The annual celebration recognizes the histories, cultures and contributions of American citizens whose ancestors came from Spain, Mexico, the Caribbean and Central and South America.
Heritage months allow individuals to learn more about their cultural background and broaden their perspectives. Sierra Rosbey, the multicultural program coordinator, collaborated with the university and community partners to build extensive cultural programming events.
“As a department, we pride ourselves on supporting people from all cultures, backgrounds and ethnicities,” Roseby said. “We thrive on social engagement by creating hyper-positive experiences while promoting diversity and inclusion. These cultural celebrations provide the opportunity to recognize the complexities and richness of each identity that is on our campus.”

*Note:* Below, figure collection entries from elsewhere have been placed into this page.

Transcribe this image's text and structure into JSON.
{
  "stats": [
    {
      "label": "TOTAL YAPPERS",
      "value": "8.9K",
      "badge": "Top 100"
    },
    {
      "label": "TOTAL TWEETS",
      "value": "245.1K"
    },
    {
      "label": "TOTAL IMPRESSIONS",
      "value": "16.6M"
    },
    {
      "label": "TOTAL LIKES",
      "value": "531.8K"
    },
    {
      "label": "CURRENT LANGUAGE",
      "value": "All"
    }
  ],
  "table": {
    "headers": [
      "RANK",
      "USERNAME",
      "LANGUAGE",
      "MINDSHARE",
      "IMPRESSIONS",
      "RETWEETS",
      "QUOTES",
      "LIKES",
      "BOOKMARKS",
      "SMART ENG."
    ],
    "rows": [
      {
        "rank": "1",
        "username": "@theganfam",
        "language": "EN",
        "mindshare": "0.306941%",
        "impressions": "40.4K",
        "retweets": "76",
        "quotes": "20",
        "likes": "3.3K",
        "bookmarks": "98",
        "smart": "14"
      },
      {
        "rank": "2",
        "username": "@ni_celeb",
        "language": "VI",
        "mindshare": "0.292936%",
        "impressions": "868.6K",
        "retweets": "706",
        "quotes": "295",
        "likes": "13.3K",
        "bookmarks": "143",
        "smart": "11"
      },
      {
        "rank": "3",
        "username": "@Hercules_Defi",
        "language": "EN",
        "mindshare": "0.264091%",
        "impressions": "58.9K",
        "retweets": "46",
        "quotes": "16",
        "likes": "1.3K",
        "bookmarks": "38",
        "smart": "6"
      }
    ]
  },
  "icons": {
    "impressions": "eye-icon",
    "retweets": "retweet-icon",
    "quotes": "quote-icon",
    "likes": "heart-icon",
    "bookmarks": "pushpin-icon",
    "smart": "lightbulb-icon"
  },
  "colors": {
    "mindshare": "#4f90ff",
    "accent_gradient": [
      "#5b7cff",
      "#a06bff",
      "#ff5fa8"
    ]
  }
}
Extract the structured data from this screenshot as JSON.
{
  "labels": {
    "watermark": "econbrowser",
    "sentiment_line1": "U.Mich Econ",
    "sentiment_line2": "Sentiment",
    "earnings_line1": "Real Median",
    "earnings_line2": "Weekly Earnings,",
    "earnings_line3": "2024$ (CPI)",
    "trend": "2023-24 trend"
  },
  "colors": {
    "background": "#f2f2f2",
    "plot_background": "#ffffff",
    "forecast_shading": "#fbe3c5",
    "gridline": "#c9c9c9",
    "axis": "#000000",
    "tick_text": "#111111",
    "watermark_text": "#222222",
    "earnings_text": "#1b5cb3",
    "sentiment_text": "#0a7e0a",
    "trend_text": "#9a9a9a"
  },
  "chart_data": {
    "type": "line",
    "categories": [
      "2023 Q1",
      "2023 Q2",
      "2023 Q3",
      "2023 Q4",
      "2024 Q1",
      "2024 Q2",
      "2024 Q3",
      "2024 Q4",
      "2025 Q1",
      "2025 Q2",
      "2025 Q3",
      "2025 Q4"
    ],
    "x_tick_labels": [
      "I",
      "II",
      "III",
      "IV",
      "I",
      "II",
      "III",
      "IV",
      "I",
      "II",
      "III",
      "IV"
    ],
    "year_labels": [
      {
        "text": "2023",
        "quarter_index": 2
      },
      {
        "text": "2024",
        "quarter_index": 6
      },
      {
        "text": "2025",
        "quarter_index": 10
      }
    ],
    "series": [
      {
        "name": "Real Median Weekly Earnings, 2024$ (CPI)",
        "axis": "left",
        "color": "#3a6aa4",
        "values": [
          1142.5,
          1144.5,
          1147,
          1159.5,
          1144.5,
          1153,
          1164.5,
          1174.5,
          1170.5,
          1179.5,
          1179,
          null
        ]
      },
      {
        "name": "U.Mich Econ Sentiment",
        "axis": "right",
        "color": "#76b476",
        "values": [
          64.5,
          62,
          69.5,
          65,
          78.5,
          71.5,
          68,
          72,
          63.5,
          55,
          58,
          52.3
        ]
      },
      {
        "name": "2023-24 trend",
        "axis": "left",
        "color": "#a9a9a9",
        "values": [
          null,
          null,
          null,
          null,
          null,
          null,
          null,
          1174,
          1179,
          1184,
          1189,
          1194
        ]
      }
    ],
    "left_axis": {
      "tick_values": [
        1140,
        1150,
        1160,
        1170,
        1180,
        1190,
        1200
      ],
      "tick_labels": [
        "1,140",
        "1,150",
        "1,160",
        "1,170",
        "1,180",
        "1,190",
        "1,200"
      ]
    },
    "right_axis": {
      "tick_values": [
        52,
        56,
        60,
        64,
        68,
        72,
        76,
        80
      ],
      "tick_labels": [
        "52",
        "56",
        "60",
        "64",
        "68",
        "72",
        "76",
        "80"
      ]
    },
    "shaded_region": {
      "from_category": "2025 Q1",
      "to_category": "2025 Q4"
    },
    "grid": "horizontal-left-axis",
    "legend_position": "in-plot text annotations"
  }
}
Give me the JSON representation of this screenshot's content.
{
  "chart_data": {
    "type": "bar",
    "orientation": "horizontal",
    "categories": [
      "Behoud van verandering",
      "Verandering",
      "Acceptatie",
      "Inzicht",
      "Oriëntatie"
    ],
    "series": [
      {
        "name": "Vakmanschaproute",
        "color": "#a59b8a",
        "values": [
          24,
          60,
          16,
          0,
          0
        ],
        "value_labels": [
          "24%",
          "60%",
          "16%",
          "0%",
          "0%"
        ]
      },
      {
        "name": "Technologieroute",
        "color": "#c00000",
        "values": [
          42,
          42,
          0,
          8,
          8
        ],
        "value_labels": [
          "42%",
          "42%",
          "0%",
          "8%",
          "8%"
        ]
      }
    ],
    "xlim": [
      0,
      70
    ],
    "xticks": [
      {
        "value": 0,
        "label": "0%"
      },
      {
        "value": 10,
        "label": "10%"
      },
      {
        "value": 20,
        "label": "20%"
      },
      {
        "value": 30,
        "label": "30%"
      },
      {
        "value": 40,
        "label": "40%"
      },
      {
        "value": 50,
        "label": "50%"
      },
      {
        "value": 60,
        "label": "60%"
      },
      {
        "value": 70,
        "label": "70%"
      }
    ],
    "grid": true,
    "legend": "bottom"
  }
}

The annual event engaged students across campus. The month-long celebration began with Alejandro G. Iñárritu’s Academy Award-winning virtual reality experience CARNE y ARENA, which explored the human condition of immigrants and recounts their harrowing journey. Sammy Figueroa and his Latin Jazz Ensemble also played for students.
“Celebrating Hispanic Heritage Month amplifies Latinx voices and shines a light on the Hispanic community, while providing a space for people to remember their past and look to the future,” Roseby said. “As a department, MCA partners with the campus and Omaha community to educate and build awareness by hosting programming events centered around the Hispanic community. This heightens visibility and welcomes others to observe and participate in traditional customs.”
Típico Helado and Salmex Restaurant also participated in the celebration, allowing students to learn about Hispanic Heritage Month while eating their favorite cuisine.
This honoring and support can go beyond this month of celebration.
One of the best ways students can continually support the Hispanic community is to take the time to research important figures and their accomplishments in society.
Many museums feature Latinx installations during Hispanic Heritage Month, while some collections are highlighted throughout the year. Students can also consider cooking classes or reading Hispanic literature, then incorporating what is learned into their life. People can support local Latinx businesses, restaurants and groceries in the Omaha community.
“It’s important for people to be educated about the history and contributions of all cultures,” Roseby said. “The rich history of the world helps us to paint a detailed picture of where society stands today. Through education, people can create a deeper understanding of differences.”